Inverted central auditory hierarchies for encoding local intervals and global temporal patterns.

In sensory systems, representational features of increasing complexity emerge at successive stages of processing. In the mammalian auditory pathway, the clearest change from brainstem to cortex is defined by what is lost, not by what is gained, in that high-fidelity temporal coding becomes increasingly restricted to slower acoustic modulation rates.1,2 Here, we explore the idea that sluggish temporal processing is more than just an inability for fast processing, but instead reflects an emergent specialization for encoding sound features that unfold on very slow timescales.3,4 We performed simultaneous single unit ensemble recordings from three hierarchical stages of auditory processing in awake mice - the inferior colliculus (IC), medial geniculate body of the thalamus (MGB) and primary auditory cortex (A1). As expected, temporal coding of brief local intervals (0.001 - 0.1 s) separating consecutive noise bursts was robust in the IC and declined across MGB and A1. By contrast, slowly developing (∼1 s period) global rhythmic patterns of inter-burst interval sequences strongly modulated A1 spiking, were weakly captured by MGB neurons, and not at all by IC neurons.

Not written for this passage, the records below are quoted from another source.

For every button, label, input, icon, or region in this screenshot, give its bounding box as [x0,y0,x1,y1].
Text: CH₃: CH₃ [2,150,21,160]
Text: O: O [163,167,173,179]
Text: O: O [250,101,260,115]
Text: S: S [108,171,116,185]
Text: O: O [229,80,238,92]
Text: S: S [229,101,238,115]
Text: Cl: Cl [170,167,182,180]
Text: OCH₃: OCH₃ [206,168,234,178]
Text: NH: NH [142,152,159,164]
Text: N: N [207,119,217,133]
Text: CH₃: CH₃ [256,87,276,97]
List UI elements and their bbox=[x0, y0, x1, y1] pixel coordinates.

Shifts in stimulus regularity were not represented by changes in A1 spike rates, but rather in how the spikes were arranged in time. These findings show that low-level auditory neurons with fast timescales encode isolated sound features but not the longer gestalt, while the extended timescales in higher-level areas can facilitate sensitivity to slower contextual changes in the sensory environment.

Cochlear neural degeneration disrupts hearing in background noise by increasing auditory cortex internal noise.

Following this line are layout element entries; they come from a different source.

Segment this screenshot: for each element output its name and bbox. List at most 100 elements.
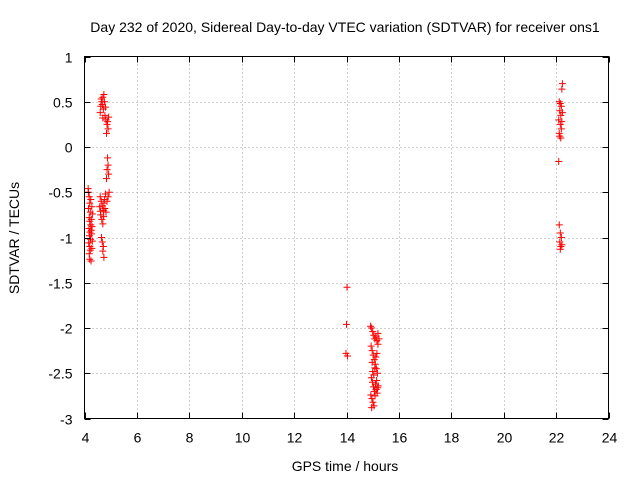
data-point [556, 245, 564, 253]
data-point [86, 228, 94, 236]
data-point [84, 205, 92, 213]
data-point [373, 376, 381, 384]
data-point [372, 365, 380, 373]
data-point [558, 241, 566, 249]
data-point [104, 193, 112, 201]
y-tick-label: -1.5 [48, 276, 72, 292]
data-point [372, 333, 380, 341]
data-point [87, 226, 95, 234]
chart-title: Day 232 of 2020, Sidereal Day-to-day VTE… [90, 19, 600, 35]
data-point [368, 324, 376, 332]
data-point [99, 220, 107, 228]
data-point [369, 367, 377, 375]
data-point [374, 384, 382, 392]
data-point [101, 205, 109, 213]
data-point [86, 255, 94, 263]
data-point [87, 215, 95, 223]
data-point [85, 239, 93, 247]
data-point [557, 134, 565, 142]
data-point [369, 398, 377, 406]
data-point [96, 109, 104, 117]
data-point [99, 243, 107, 251]
data-point [555, 157, 563, 165]
data-point [104, 161, 112, 169]
data-point [370, 371, 378, 379]
data-point [100, 253, 108, 261]
x-tick-labels: 4 6 8 10 12 14 16 18 20 22 24 [82, 430, 618, 446]
data-point [343, 320, 350, 328]
data-point [368, 347, 376, 355]
data-point [87, 195, 95, 203]
x-tick-label: 22 [549, 430, 565, 446]
data-point [85, 250, 93, 258]
data-point [104, 154, 112, 162]
x-axis-label: GPS time / hours [292, 458, 399, 474]
data-point [367, 391, 375, 399]
data-point [87, 221, 95, 229]
data-point [558, 80, 566, 88]
data-point [86, 217, 94, 225]
data-point [372, 386, 380, 394]
data-point [558, 109, 566, 117]
x-tick-label: 16 [392, 430, 408, 446]
y-tick-label: 0.5 [53, 95, 73, 111]
data-point [96, 207, 104, 215]
x-tick-label: 8 [186, 430, 194, 446]
data-points [84, 80, 566, 412]
data-point [555, 116, 563, 124]
grid [84, 56, 609, 419]
data-point [100, 98, 108, 106]
plot-frame [84, 56, 609, 419]
y-tick-label: 1 [65, 50, 73, 66]
data-point [372, 353, 380, 361]
data-point [557, 234, 565, 241]
y-tick-label: -2.5 [48, 366, 72, 382]
data-point [104, 118, 112, 126]
data-point [100, 213, 108, 221]
data-point [98, 238, 106, 246]
data-point [558, 118, 566, 126]
data-point [103, 129, 111, 137]
data-point [100, 199, 108, 207]
data-point [368, 358, 376, 366]
x-tick-label: 24 [602, 430, 618, 446]
data-point [96, 193, 104, 201]
data-point [86, 199, 94, 207]
data-point [375, 335, 383, 343]
data-point [102, 208, 110, 216]
y-tick-label: 0 [65, 140, 73, 156]
data-point [99, 114, 107, 122]
data-point [86, 246, 94, 254]
data-point [373, 369, 381, 377]
data-point [87, 235, 95, 243]
data-point [105, 113, 113, 121]
data-point [88, 210, 96, 218]
data-point [101, 103, 109, 111]
data-point [557, 102, 565, 110]
x-tick-label: 4 [82, 430, 90, 446]
data-point [371, 364, 379, 372]
data-point [103, 175, 111, 183]
data-point [555, 221, 563, 229]
x-tick-label: 6 [134, 430, 142, 446]
data-point [98, 234, 106, 241]
data-point [556, 229, 564, 237]
data-point [374, 340, 382, 348]
y-tick-label: -0.5 [48, 185, 72, 201]
data-point [105, 170, 113, 178]
data-point [88, 237, 96, 245]
x-tick-label: 10 [235, 430, 251, 446]
x-tick-label: 18 [444, 430, 460, 446]
data-point [100, 91, 108, 99]
data-point [374, 382, 382, 390]
data-point [555, 98, 563, 106]
data-point [99, 247, 107, 255]
data-point [103, 166, 111, 174]
data-point [371, 360, 379, 368]
axis-ticks [84, 56, 610, 420]
data-point [367, 322, 375, 330]
data-point [87, 257, 95, 265]
data-point [344, 352, 352, 360]
data-point [373, 389, 381, 397]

Correlational evidence in humans suggests that selective difficulties hearing in noisy, social settings may reflect premature auditory nerve degeneration. Here, we induced primary cochlear neural degeneration (CND) in adult mice and found direct behavioral evidence for selective detection deficits in background noise. To identify central determinants for this perceptual disorder, we tracked daily changes in ensembles of layer 2/3 auditory cortex parvalbumin-expressing inhibitory neurons and excitatory pyramidal neurons with chronic two-photon calcium imaging. CND induced distinct forms of plasticity in cortical excitatory and inhibitory neurons that culminated in net hyperactivity, increased neural gain, and reduced adaptation to background noise. Ensemble activity measured while mice detected targets in noise could accurately decode whether individual behavioral trials were hits or misses. After CND, random surges of hypercorrelated cortical activity occurring just before target onset reliably predicted impending detection failures, revealing a source of internal cortical noise underlying perceptual difficulties in external noise.

Auditory Corticothalamic Neurons Are Recruited by Motor Preparatory Inputs.

Corticothalamic (CT) neurons comprise the largest component of the descending sensory corticofugal pathway, but their contributions to brain function and behavior remain an unsolved mystery. To address the hypothesis that layer 6 (L6) CTs may be activated by extra-sensory inputs prior to anticipated sounds, we performed optogenetically targeted single-unit recordings and two-photon imaging of Ntsr1-Cre+ L6 CT neurons in the primary auditory cortex (A1) while mice were engaged in an active listening task. We found that L6 CTs and other L6 units began spiking hundreds of milliseconds prior to orofacial movements linked to sound presentation and reward, but not to other movements such as locomotion, which were not linked to an explicit behavioral task. Rabies tracing of monosynaptic inputs to A1 L6 CT neurons revealed a narrow strip of cholinergic and non-cholinergic projection neurons in the external globus pallidus, suggesting a potential source of motor-related input. These findings identify new pathways and local circuits for motor modulation of sound processing and suggest a new role for CT neurons in active sensing.